Legislation 0101-16 amends the Navajo Land Policy on the Acquisition of Land, Title 16 Navajo Nation Code sections 1-10, and the Land Acquisition Trust Fund, Title 16 N.N.C. § 202; and Enacting the Navajo Nation Land Acquisition Act.
The sponsor of 0101-16 is Navajo Nation Council Resources and Development Committee Chairperson and Council Delegate Alton Joe Shepherd. On July 6, when it went before the Naabik’iyati Committee, Council Delegates Otto Tso and Leonard Pete made a motion to Table 0101-16 for a Work Session before the Navajo Naton Council Summer Session, which is July 18 to 22. The Naabik’iyati Committee voted 7-6 to Table.
Even though the Naabik’iyati Committee Tabled 0101-16, it still moves on to the Coucill
During the debate over 0101-16, Council Delegate Leonard Tsosie, who is also sponsoring legislation to amend the Land Acquisition law, urged the Naabik’iyati Committee to oppose 0101-16 because it would create another Big Boquillas by giving all the power to purchase land to the Navajo Nation president, who is currently Russell Begaye.
The Big Boquillas or Bo-gate was a land flip involving then Chairman Peter MacDonald Sr. in 1987, in which the 491,000 acre ranch near Seligman, Ariz., was bought for $26.2 million and within minutes was sold to the Navajo Nation for $33.4 million. The ranch scheme resulted in MacDonald’s conviction in tribal court of 41 counts of bribery, conspiracy and ethics violations and a sentence of about six years in a tribal jail and a $11,000 fine.
A federal court then convicted MacDonald of 16 fraud, extortion, bribery and racketeering charges and sentenced him to serve multiple five-year terms, which would run concurrently and to the seven-year term he was already serving in tribal jail. And so MacDonald’s federal sentence didn’t add more jail time.
And what Tsosie failed to fully explain was the total difference between the chairmanship and the presidency.
As chairman, MacDonald presided over the Navajo Nation Council, he handpicked the members of the standing committees and the committee chairpersons and vice chairpersons, he was the only elected official that could sponsor legislation, and his political appointments went beyond division directors and reached out to program directors. He even had the power to politically appoint the chief of police.
And it wasn’t until the Council tried to remove MacDonald for the illegal land flip and federal investigation that they learned how much power MacDonald had amassed as chairman. It was that rude awakening that propelled the Council to amend Navajo law and clearly separate the Executive, Legislative and Judicial Branches.

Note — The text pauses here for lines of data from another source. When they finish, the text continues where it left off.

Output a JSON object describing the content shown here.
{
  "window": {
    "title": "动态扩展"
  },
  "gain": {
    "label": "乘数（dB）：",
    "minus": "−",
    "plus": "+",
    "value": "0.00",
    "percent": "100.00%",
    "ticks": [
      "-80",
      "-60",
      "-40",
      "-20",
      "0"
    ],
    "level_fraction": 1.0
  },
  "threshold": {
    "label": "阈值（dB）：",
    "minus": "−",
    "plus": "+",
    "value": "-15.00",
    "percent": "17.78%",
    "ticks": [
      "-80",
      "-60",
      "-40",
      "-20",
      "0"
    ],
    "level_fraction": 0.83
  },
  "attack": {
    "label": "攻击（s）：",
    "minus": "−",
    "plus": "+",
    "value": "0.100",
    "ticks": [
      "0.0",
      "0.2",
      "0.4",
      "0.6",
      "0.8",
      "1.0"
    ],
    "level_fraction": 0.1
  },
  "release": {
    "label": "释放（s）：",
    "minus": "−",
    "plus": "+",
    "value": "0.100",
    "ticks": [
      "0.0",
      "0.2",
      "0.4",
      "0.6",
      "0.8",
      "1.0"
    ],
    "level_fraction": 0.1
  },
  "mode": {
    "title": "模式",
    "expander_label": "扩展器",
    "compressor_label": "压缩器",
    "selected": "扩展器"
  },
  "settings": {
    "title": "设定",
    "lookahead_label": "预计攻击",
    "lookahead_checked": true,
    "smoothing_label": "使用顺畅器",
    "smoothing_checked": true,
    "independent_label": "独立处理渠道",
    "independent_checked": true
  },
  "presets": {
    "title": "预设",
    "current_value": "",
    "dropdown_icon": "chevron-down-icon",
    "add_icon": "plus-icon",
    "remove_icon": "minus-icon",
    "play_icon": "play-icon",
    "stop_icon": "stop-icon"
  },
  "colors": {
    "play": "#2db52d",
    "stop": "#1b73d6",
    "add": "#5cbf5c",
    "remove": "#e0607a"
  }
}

The president retained some political appointments but not as far reaching as the chairmanship.
And when Shepherd explained that his proposed amendments to the land acquisition law, he said the authority to purchase land would be with the executive director of the Division of the Natural Resources. The proposed amendments would also provide for the selling and disposal of tribal government land.
The Nation’s division directors are all political appointees of the president.
Shepherd also said that Tsosie’s proposed amendments to the land acquisition laws would remove the transparency of land purchases, land sales and the disposal of land because a Commission of members from the Council and political appointees by the president would have the power to buy, sell and dispose of land.
Both Shepherd and Tsosie said their proposed amendments streamline the Nation’s laws regarding land purchases, sales and disposals by allowing the Nation to buy and sell land in a few weeks or days instead of three months or longer.
The Nation’s current land laws don’t allow for the Nation to make an offer to buy land, sell land and dispose of land.
When Tsosie’s proposed amendments to the land acquisition laws, which are in Legislation 0190-16, went before the Naabik’iyati Committee, the committee recommended it for approval by the Council with a 14-1 vote even though several questions were raised by the Navajo Nation Department of Justice and President Russell Begaye sent a veto alert of 0190-16 to the Council.